À la une | publié le : 04.10.2013 | Emmanuelle Souffi

Stages à répétition, missions bradées, travail gratuit… La peur du chômage pousse à accepter tout et n’importe quoi. Tout plutôt que l’inactivité qui déprime et déclasse.

Laureline n’est pas du genre à regarder les trains qui passent. Non, elle, elle est plutôt du style à monter dedans dès que la porte s’ouvre quelle que soit la destination. Laureline a 26 ans, un master 2 en communication et un chapelet de CDD à son CV. Ménages, courses… Elle prend tout ce qui vient moyennant un petit billet.
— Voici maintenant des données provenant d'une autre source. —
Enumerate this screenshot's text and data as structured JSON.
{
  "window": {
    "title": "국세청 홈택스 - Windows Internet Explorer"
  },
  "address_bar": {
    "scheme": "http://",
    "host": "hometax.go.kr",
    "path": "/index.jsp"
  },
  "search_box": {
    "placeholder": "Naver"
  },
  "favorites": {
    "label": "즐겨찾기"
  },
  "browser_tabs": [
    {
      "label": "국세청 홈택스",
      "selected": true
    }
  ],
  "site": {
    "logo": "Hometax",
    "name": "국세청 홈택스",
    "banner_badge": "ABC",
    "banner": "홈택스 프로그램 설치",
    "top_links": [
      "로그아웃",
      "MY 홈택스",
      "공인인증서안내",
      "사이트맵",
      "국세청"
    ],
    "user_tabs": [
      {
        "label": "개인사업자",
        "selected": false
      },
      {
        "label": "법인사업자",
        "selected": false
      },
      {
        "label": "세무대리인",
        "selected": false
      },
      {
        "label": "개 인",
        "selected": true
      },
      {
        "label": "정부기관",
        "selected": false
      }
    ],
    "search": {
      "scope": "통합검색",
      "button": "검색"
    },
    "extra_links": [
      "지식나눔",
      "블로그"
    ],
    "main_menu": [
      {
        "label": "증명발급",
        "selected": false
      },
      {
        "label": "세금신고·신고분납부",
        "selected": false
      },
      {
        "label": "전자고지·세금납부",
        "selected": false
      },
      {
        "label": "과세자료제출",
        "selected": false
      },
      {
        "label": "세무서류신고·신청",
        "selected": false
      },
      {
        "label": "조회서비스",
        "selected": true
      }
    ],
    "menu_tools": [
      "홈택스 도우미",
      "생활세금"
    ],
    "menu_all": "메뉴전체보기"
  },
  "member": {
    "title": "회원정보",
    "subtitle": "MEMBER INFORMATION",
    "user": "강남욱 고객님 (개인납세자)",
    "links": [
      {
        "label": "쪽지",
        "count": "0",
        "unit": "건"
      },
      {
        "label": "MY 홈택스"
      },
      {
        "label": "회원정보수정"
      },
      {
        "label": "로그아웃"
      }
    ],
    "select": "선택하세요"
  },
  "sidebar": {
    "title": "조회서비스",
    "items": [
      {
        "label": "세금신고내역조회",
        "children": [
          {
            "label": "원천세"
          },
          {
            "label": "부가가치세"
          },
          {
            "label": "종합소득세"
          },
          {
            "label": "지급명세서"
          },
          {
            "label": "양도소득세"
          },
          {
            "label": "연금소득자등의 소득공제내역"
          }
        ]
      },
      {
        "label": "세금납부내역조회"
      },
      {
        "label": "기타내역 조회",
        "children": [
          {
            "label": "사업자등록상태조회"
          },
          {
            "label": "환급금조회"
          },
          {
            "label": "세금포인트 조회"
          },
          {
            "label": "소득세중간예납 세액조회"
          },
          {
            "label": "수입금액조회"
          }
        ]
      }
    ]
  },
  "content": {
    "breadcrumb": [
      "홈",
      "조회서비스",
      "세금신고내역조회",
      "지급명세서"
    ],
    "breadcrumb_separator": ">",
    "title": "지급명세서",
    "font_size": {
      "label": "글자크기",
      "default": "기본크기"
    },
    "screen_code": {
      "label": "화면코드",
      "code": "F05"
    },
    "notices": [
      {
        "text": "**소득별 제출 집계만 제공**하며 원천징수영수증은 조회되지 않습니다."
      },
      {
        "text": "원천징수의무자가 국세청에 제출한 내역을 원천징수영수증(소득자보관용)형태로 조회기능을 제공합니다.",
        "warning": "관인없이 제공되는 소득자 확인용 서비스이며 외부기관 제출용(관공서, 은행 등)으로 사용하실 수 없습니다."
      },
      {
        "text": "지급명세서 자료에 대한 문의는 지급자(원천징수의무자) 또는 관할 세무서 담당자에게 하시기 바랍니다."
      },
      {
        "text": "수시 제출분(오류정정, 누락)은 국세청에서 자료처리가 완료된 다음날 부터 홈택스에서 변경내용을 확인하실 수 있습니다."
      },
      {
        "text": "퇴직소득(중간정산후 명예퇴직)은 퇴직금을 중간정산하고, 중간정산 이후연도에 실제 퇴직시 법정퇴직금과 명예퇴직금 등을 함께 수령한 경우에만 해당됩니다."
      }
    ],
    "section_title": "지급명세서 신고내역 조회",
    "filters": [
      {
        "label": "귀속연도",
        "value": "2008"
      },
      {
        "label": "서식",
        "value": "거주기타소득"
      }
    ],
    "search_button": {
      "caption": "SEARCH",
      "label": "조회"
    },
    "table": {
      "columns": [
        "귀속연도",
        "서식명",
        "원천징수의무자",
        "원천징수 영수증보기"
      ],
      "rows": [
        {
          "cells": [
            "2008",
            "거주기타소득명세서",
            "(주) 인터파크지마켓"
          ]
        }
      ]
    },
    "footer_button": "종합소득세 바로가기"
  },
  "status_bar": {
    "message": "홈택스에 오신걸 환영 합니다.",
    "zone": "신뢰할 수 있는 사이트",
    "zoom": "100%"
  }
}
Son rêve de gosse, travailler dans l’événementiel, elle y a petit à petit renoncé. Aujourd’hui, elle est dans la survie. La diplômée n’a pourtant pas ménagé sa peine. Autoentrepreneuse, free-lance, stagiaire… Elle a touché à tous les statuts et goûté à toutes les manips d’employeurs peu scrupuleux. Comme « la rémunération alternative » : « Je déclarais de faux frais de déplacement ou de nourriture et j’étais payée en liquide. Résultat, c’est une partie d’expérience que je ne peux pas mettre dans mon CV et qui ne m’ouvre aucun droit à Pôle emploi ! J’ai l’impression de me faire bouffer par des requins ! Si je dis non, il y en a dix derrière pour dire oui ! »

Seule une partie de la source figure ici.